Find all functions $f: \mathbb{R} \rightarrow \mathbb{R}$, such that for arbitrary $x,y \in \mathbb{R}$: \[ (y+1)f(x)+f(xf(y)+f(x+y))=y.\]
Problem
Source: Swiss 2015
Tags: function, algebra, functional equation
13.09.2015 20:57
Denote $P(x,y)$ the assertion that $(y+1)f(x)+f(xf(y)+f(x+y))=y$ holds. Denote $f(0)=a$. $P(0,x)$ implies $f(f(x))=(1-a)x-a$. Now, either $a=1$ or either $f$ is bijective. So, two cases: 1. $f$ is bijective.
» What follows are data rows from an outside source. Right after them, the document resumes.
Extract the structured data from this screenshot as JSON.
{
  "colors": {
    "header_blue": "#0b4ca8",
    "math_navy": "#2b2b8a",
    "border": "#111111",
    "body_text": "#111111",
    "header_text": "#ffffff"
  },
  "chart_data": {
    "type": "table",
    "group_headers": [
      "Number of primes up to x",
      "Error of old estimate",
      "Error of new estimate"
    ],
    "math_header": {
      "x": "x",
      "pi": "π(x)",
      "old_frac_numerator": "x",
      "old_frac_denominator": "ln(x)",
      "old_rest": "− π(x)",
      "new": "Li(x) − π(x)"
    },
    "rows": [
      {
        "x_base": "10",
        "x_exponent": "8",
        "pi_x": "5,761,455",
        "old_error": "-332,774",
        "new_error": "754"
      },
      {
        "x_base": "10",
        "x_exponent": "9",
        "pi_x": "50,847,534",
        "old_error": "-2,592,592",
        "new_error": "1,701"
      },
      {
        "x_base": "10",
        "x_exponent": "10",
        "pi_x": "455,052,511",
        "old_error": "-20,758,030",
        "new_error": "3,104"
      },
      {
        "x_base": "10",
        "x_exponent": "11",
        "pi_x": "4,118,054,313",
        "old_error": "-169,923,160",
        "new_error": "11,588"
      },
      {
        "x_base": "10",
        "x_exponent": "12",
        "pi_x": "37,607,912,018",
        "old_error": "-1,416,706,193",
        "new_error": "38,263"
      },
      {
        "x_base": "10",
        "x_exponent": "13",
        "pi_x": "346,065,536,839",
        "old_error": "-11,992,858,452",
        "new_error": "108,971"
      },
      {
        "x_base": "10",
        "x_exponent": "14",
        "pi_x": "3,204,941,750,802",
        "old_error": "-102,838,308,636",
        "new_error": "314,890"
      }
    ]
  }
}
Then $P(x,-1)$ implies $f(xf(-1)+f(x-1))=-1$ and hence by injectivity $xf(-1)+f(x-1)=c$ for some $c \in \mathbb{R}$. But then clearly $f(x)=mx+b$ and plugging this into the original equation we find that the only possible such function is $f(x)=-x$ which is indeed a solution. 2. $a=f(0)=1$. Then $f(f(x))=-1$ for all $x$. In particular, for $x=0$ and $x=f(k)$ for some $k$ this yields $f(1)=f(-1)=-1$. $P(1,1)$ implies $f(f(2)-1)=3$ and hence $f(3)=-1$ $P(1,2)$ implies $-3+f(f(2)-1)=2$ i.e. $f(f(2)-1)=5 \ne 3$. Absurd! Hence the only solution to the equation is $\boxed{f(x)=-x}$.
13.09.2015 21:12
If X=0 we find that( y+1)f(0)+f(f(y))=0 if X be constant we find that f(xf(y)+f(x+y))=y-(y+1)f(x) So we find that f contains all the real numbers if X=0 and f(y1)=f(y2). We find that y1=y2. If X=p Y=0 such that f(p)=0we find that f(pf(0))=0 so we find that f(0)=1 Now X=0. So we find that (y+1)+ f(f(y))=y so we are done
29.09.2023 21:23
Let $P(x,y)$ denote the assertion. $P(x,-1): f(xf(-1)+f(x-1))=-1$ $P(0,y): (y+1)f(0)+f(f(y))=y$. So $f(f(y))=y-(y+1)f(0)=y(1-f(0))-f(0)$ Hence if $f(a)=f(b), f(f(a))=f(f(b))$, so $f(0)=1$ or $a=b$. Hence $f$ is either injective or $f(0)=1$. If $f$ is injective, $xf(-1)+f(x-1)=c$ for a constant $c$ so $f(x-1)=c-xf(-1)$, $f(x)=c-(x+1)f(-1)$. Checking, only $f(x)=-x$ works. Otherwise, $f(0)=1$. Notice that this implies $f(f(y))=-1$ $P(-1,1): 2f(-1)+f(-f(1)+f(0))=1$ Hence -2+f(2)=1, $f(2)=3$. Since $f(f(2))=-1,f(3)=-1$. Now $P(1,2): 3f(1)+f(f(2)+f(3))=2$, or $-3+f(2)=2$, or $0=2$ which is clearly false.
29.09.2023 23:55
We claim the only answer is $f(x) = -x$ Let $P(x, y)$ denote the assertion. Now we claim that $f$ is injective. For the sake of contradiction assume otherwise. Then $f(a) = f(b)$ with $a \neq b$ exist. From $P(0, a)$ and $P(0, b)$ we have, \begin{align*} (a+1) \cdot f(0) + f(f(a)) = a\\ (b+1) \cdot f(0) + f(f(b)) = b. \end{align*}From this we conclude $f(0) = 1$. However then $P(0, y)$ gives that $f(f(y)) = -1$. Then from $P(x, 0)$ we find that, \begin{align*} -f(x) = f(x+f(x)). \end{align*}Finally using $P(a, 0)$ and $P(b, 0)$ we are able to derive that $a = b = 0$, contradiction. Thus $f$ is injective. Now from $P(x, 0)$ we have, \begin{align*} x = x \cdot f(0) - f(x) \end{align*}which implies $f(x) = x(f(0) - 1) = cx$. Plugging back into the original equation we must have $c = -1$ so we are done.